Ekonomik bünye de istikrarsızlık arttı. Makro dengeler bozuldu. Resesyona girdik. İşsizlik arttı. Dünyanın en yüksek enflasyonunu yaşıyoruz. Reel sektör zor durumda. Bankaların dönmeyen kredi oranları arttı. Piyasada oligopol yapı oluştu. Kartelleşme var.
Çözüm; yapısal reform yapmaktır. Bu yapısal reformlardan bazıları:
1. Kaynakların en verimli şekilde kullanılması için, her şeyden önce Devlet-Piyasa arasında optimal bir denge kurulmalıdır. Devlet piyasaya doğrudan girerek veya müdahale ederek rekabeti sağlamalıdır.

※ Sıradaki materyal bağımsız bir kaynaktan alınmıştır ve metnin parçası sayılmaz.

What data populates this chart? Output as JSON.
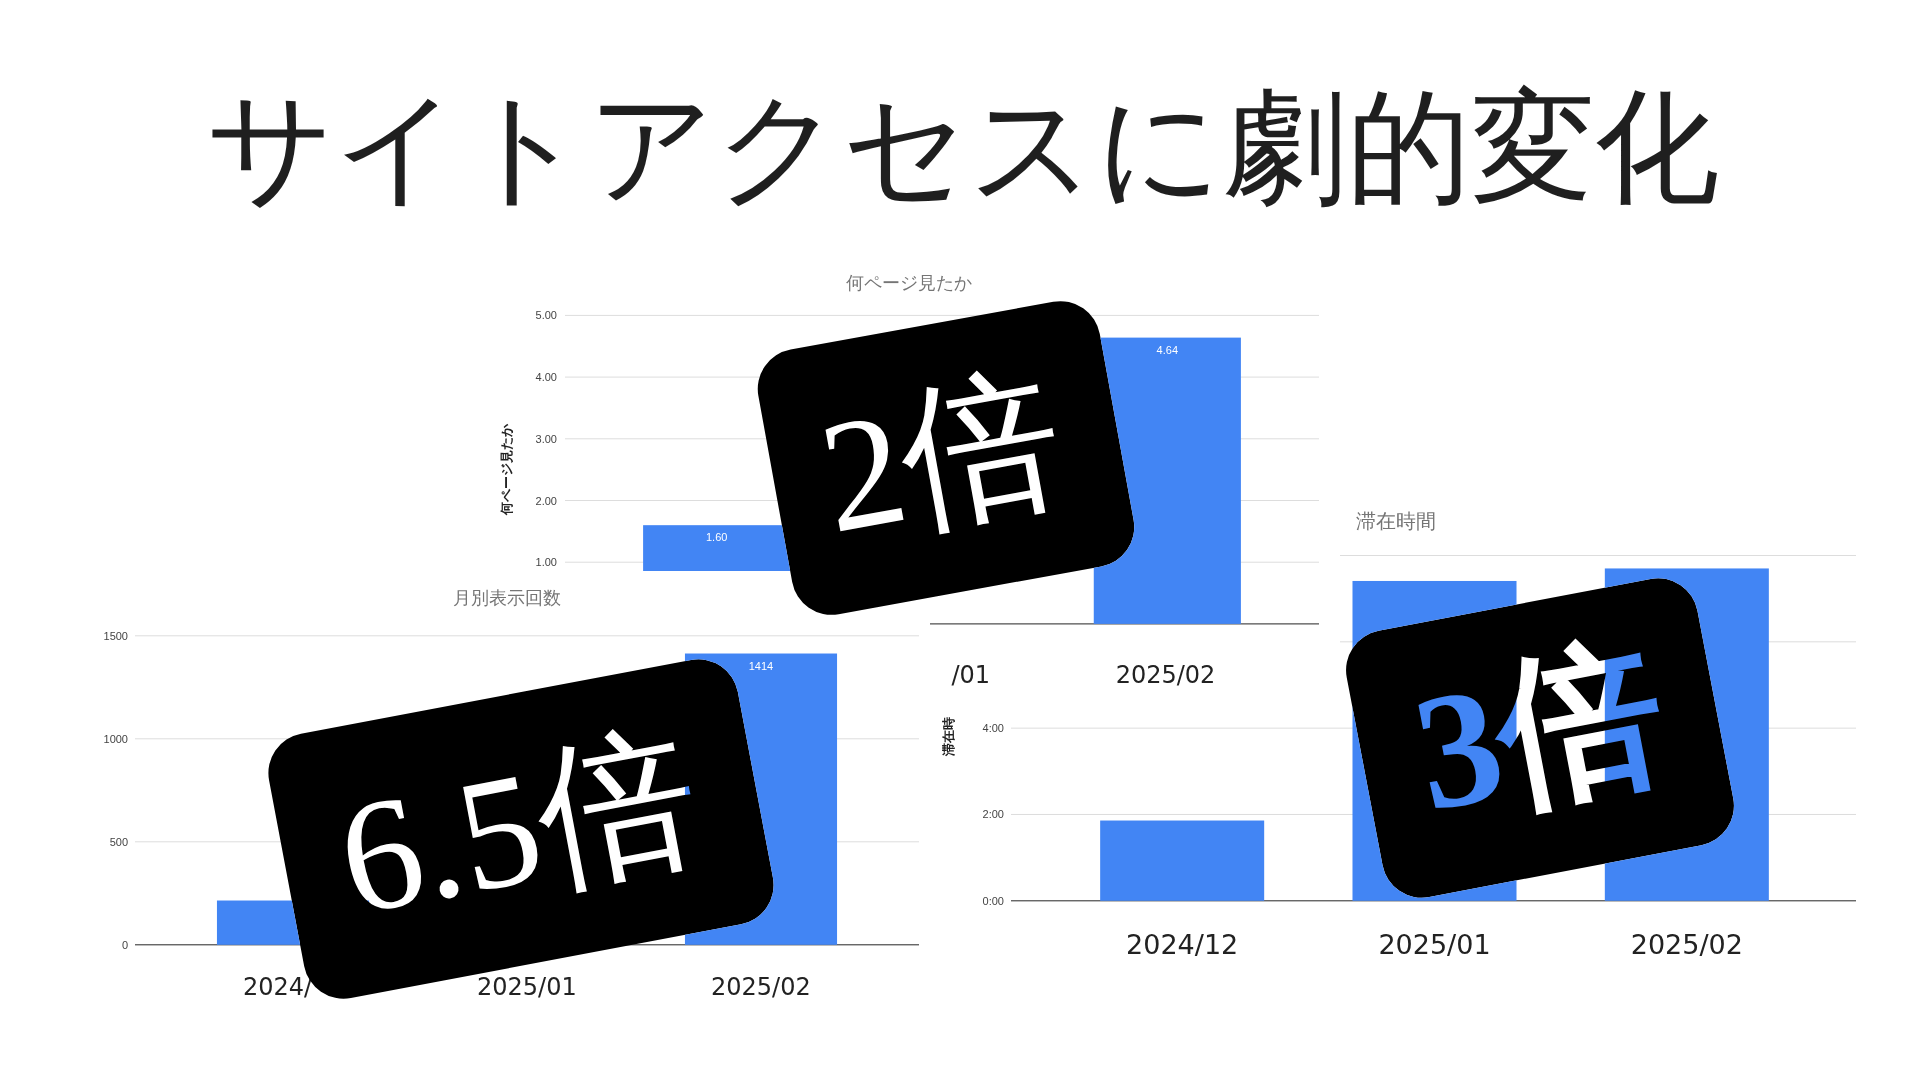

Ayrıca Bürokrasiyi liyakat esasına göre yeniden yapılandırmak ve Devlet işlerinde şeffaflık sağlamak gerekir.
2. Üretimde dışa bağımlılık oranı düşürülmelidir. Kur sisteminin değişmesi yanında geçici bir süre için, söz gelimi 3 yıl için, ara malı ve ham madde üretiminde tamamıyla ithal ikamesi politikası uygulamalıyız. Bu çerçevede teşvikleri de yalnızca ara malı ve ham madde üretimine vermeliyiz.
3.Çin gibi teknoloji ithal etmediğimiz ülkelerin plastik, oyuncak, incik boncuk gibi ithal mallarına kota uygulamalıyız.
4. Bütçeyi de bir gelir gider tablosu olmaktan çıkarmalıyız. Bütçe politikasını istikrar politikası çerçevesinde yeniden oluşturmak zorundayız. Bu çerçevede popülist harcamaları kaldırmalıyız ve yatırımlara daha fazla kaynak aktarılmalıyız. Yatırımlar ile cari harcamalar arasında da optimal denge kurulmalıdır.